Вернувшись с плетенной корзиной, тде, обложенные пирожками, золотились копченые окуни и куриный окорок, Лена сноровисто…все в руках горит… красиво накрыла стол… вернее, пень, и перед озёрным ликом, в тени таёжного хребта такое славное, словно семейное, вышло застолье, что Игорь запомнил на весь век. Похвалил девушку:

— Ишь ты, какая мастерица: рыбу распластала, посолила, стол накрыла. Верно Некрасов писал: «Коня на скаку остановит, в горящую избу войдет…»

— Не бабье дело коня на скаку останавливать, — неожиданно возмутился Миха. — Да и враньё: коня на скаку и мужик не осадит. А «в горящую избу войдет…» Это что, бабье достоинство?! Детей ростить, мужика ублажать — вот бабье дело.

— Нынче — женщины, а ты завёл: бабы, бабы, — засмеялась Лена, похоже, с братом согласная.

— А чем тебе «бабы» не нравятся?! Отец говорил: если бы в войну жили женщины, а не бабы, мы бы войну проиграли.

Миха негаданно для сумрачной облички оказался балагуром и баешником похлеще отца родного, и, похоже, приняв на старые дрожжи, слегка охмелев, весело поминал морскую службу, вворачивая байки.

— Девки на внешность падкие…

— Всех-то на один аршин не мерь, — поправила сестра, нет-нет да и косясь на гостя и невольно краснея. — Принимают по одёжке, привечают по душе.

— А в пословице сказано: провожают по уму, — уточнил Игорь-книгочей.

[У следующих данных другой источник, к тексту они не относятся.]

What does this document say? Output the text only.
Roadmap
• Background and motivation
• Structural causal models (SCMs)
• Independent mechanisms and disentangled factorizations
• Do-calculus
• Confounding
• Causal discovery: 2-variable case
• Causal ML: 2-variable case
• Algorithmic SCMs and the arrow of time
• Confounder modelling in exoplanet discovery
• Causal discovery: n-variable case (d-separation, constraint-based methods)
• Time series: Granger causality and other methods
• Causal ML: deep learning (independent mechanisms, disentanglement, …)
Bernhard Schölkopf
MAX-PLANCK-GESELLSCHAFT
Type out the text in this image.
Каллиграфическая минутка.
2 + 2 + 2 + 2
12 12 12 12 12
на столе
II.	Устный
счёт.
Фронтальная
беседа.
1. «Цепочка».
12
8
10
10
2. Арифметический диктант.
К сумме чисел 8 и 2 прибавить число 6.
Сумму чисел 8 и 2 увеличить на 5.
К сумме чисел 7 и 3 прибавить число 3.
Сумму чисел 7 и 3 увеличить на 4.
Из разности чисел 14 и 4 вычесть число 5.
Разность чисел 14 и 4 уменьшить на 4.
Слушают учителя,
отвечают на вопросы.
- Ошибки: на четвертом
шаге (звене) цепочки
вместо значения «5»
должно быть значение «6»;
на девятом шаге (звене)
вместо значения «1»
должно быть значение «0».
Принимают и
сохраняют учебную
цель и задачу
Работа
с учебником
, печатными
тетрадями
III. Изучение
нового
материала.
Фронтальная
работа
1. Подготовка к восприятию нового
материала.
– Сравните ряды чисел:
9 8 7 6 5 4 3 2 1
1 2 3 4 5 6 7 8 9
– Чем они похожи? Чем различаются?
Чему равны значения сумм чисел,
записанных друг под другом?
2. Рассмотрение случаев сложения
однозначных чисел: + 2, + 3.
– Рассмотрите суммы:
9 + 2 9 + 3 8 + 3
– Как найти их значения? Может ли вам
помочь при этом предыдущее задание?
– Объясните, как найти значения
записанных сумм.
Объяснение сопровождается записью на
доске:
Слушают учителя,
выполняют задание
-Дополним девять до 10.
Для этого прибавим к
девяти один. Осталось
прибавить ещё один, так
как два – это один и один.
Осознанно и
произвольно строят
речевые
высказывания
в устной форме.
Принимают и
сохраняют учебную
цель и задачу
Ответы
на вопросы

— Ладно вам, слушайте дальше… Короче, я уходил на флот, а меня в Сосновке подруга ждала. У нас переписка, то да сё. Я ей карточки посылал; бравый такой матрос: бескозырка набекрень, чуб торчком, брюки клёш, как две юбки, бульвары подметать. Мне однажды боцман перед строем распорол клёши… Ну, короче, махнул в отпуск. Подруге написал: скоро буду. Я ведь и жениться вздумал… Из Владивостока в купе оказался с солдатом из стройбата. Ну и, чо греха таить, начали мы с ним пить на радостях. Тары-бары, растабары, потом я вырубился. А солдату на станции надо было выходить, а на какой, я и не спросил. Просыпаюсь спохмела, гляжу: мама родная, моей морской формы нету, а солдатская лежит заместо нее. Ох, б…, выматерился я, а чо делать, пришлось солдатскую сбрую на себя пялить. Не голому же в Яравну ехать. До Сосновки добрался, явился к подруге в солдатской робе, подруга глянула, и всё: прошла любовь, завяли помидоры… Ждала бравого матроса, а тут солдатишко в линялой робе. Парень-то, который форму свиснул, служил в стройбате… Я на корабль вернулся, братва со смеху помирала, и долго меня Солдатом кликали…

Игорь слушал бывшего морячка в пол-уха, воровато и азартно поглядывая на Лену. С хребта сбегали к самому крыльцу зрелые березки, и тихий, медвяный предзакатный свет, вея сквозь свечо-вый березняк, ласкал лицо девушки, щекотал лучами, отчего она улыбалась, и так влекуще посвечивала сквозь ресницы синева её глаз, что Игорь не мог отвести взгляда.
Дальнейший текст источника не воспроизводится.